Although the plan might sound like the basis of a science fiction disaster movie, it’s not.
The spacecraft will travel around 6.8 million miles away to strike the asteroid and try to change its direction, according to a news release from NASA’s Double Asteroid Redirection Test team.
It is scheduled to launch at 10:20 p.m. PST on Tuesday, Nov. 23 from Vandenberg Space Force Base in California.
The mission’s purpose is to “help NASA prepare for asteroids that might one day pose a threat to Earth,” Bill Nelson, NASA’s administrator, told McClatchy News in an emailed statement.
The target asteroid is called Dimorphos, which orbits a larger one called Didymos.
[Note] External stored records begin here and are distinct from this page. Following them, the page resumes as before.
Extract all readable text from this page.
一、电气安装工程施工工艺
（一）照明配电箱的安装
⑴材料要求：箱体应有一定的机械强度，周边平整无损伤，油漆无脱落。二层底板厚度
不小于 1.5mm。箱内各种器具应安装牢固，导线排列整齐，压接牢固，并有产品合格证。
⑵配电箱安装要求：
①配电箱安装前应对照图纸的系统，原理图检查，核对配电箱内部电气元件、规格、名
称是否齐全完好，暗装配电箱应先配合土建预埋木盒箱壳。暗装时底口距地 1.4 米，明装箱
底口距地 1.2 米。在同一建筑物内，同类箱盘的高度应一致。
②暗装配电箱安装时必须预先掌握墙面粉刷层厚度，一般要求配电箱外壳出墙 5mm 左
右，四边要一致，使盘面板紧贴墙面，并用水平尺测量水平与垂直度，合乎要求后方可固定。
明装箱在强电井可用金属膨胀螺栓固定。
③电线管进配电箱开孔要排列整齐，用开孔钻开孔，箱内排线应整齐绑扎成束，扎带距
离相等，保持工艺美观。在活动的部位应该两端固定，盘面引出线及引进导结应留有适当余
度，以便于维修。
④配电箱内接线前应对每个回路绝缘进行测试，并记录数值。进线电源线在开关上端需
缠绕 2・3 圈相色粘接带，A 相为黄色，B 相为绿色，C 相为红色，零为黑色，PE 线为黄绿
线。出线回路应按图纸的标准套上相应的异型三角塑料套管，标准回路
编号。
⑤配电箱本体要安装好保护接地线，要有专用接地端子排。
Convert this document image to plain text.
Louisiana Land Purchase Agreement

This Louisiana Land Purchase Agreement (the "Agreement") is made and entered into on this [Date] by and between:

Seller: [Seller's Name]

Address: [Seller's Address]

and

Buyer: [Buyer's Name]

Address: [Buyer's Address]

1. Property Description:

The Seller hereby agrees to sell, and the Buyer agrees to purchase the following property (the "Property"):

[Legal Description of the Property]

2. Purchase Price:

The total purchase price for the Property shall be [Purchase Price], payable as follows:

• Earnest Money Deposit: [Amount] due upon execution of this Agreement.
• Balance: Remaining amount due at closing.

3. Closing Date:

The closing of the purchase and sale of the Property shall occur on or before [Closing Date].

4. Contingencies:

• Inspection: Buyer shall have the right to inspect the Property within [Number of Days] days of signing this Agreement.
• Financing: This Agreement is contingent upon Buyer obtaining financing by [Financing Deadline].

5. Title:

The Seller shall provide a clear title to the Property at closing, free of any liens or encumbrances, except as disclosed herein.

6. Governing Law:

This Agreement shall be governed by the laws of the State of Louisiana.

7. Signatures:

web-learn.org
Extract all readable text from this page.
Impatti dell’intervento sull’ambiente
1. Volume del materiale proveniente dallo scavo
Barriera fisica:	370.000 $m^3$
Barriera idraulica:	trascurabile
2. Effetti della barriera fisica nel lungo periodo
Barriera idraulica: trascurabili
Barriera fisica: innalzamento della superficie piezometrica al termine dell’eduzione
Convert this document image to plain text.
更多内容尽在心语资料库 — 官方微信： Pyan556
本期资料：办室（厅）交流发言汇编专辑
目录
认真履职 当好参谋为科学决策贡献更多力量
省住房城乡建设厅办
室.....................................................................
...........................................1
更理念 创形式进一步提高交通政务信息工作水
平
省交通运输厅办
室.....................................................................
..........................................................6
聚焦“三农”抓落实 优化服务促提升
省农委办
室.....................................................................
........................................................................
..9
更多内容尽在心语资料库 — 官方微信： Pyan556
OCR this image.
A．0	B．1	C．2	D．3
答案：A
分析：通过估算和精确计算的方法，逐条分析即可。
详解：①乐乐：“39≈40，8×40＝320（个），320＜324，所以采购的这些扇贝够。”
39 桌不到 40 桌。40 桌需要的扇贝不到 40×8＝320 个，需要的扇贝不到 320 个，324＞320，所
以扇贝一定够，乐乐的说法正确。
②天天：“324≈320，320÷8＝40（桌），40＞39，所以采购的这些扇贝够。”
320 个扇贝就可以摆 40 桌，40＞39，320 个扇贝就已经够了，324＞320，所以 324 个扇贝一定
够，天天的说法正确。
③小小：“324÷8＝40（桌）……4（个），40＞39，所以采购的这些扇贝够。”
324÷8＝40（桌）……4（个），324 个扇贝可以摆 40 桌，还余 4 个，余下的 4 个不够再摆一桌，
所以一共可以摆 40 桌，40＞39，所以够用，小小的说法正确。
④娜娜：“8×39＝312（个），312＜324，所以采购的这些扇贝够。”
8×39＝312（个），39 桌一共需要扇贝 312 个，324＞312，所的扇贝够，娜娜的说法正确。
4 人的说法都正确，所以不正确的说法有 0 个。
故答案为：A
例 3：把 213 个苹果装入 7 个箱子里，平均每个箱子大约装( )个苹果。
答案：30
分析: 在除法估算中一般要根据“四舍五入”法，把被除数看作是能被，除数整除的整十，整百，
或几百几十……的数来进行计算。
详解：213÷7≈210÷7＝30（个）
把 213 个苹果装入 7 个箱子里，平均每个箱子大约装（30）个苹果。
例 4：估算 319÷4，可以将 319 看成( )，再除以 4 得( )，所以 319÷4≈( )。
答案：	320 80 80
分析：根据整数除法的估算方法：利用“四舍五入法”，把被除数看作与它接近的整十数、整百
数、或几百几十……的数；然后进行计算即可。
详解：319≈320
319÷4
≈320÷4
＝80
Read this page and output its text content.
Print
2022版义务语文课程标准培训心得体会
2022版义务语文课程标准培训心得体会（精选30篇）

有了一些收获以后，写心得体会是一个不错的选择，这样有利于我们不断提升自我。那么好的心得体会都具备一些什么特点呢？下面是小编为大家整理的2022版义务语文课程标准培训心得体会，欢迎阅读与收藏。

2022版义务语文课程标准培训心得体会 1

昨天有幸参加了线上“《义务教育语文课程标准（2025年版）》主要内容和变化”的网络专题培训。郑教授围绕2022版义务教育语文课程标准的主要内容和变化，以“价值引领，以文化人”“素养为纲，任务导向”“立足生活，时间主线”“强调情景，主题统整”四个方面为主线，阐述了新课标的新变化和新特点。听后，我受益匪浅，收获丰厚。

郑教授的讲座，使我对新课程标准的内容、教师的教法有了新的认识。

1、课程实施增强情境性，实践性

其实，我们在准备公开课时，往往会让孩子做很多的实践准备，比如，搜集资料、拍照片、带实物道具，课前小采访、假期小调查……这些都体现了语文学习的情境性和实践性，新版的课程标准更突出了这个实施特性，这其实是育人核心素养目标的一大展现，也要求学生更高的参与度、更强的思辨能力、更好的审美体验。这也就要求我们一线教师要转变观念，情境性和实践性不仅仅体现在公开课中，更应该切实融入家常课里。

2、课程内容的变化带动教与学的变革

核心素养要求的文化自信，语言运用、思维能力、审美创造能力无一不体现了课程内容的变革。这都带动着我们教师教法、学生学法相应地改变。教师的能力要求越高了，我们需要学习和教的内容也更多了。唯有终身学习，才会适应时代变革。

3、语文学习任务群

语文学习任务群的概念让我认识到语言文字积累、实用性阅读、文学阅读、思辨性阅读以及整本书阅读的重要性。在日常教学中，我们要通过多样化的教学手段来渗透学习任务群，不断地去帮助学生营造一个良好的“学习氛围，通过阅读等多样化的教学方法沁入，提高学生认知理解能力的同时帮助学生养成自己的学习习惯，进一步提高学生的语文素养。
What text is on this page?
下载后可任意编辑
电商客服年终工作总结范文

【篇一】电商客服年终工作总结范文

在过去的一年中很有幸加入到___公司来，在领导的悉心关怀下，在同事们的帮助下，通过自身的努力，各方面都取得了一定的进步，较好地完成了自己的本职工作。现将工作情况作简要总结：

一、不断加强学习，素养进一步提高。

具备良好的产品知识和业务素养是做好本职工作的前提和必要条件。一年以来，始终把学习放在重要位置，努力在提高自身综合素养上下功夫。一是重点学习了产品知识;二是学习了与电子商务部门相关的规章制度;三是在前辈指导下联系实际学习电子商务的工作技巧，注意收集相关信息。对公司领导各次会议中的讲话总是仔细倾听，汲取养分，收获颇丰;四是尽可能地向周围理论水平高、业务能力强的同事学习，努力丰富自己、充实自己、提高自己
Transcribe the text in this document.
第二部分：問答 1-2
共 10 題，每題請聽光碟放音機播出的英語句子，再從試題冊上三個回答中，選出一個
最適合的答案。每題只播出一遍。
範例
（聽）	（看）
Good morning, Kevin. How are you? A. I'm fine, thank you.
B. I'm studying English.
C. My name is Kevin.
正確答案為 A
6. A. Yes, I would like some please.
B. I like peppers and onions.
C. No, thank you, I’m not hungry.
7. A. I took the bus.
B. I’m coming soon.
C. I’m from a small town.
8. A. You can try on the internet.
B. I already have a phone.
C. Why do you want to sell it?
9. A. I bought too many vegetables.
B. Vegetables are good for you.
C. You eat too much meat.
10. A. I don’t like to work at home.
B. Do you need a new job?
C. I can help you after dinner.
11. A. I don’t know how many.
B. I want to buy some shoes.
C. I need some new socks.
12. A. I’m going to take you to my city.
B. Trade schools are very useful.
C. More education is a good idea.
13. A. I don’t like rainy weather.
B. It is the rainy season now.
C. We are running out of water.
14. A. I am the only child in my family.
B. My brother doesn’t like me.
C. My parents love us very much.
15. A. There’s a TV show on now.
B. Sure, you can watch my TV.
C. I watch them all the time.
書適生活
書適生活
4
Both flying space rocks pose zero threat to Earth.
“The right time to deflect an asteroid is as far away from the Earth as we can,” Lindley Johnson, NASA’s planetary defense officer, told NPR.
Almost 20 years ago, it was discovered that Didymos had its own moon that was later named Dimorphos, according to NASA.
Dimorphos will be hit with a “kinetic impact” to prove that the DART spacecraft can navigate itself unmanned to the asteroid and “kinetically impact it” to “change its orbit,” the release said.
The technique is believed to be the “most technologically mature approach for mitigating a potentially hazardous asteroid,” Johnson said in a statement.
It will give “insight into how we could deflect potentially dangerous near-Earth objects in the future,” she said.
After the asteroid is struck, telescopes on Earth will measure the effects the collision has on the asteroid system to “enhance modeling and predictive capabilities” when dealing with a potential asteroid threat, according to the release.
“The DART mission is just one example how NASA turns science fiction to science fact, all while benefiting humanity and protecting the planet,” Nelson said.
Over the past year and a half, the spacecraft was built by engineers and contains an onboard camera.
“DART has gone from a twinkle in the eye to a spacecraft in final preparation for launch within 11 years,” Andy Cheng, DART’s lead investigator who came up with the idea of DART, said in a statement.
The DART team wants to show that a catastrophic asteroid could be thwarted if one ever heads toward Earth.
The mission is being managed by Johns Hopkins University’s Applied Physics Laboratory in Maryland, according to the release.
“I’m especially grateful to the teams that have been working day in and day out to achieve mission success, many of whom will be spending Thanksgiving away from their families,” Nelson said.
NASA’s Planetary Defense Coordination Office was created in January/ 2016 to detect potentially hazardous objects — like asteroids or comets — that could damage Earth.
The office coordinates U.S. government planning in regards to the threat of an impact from space.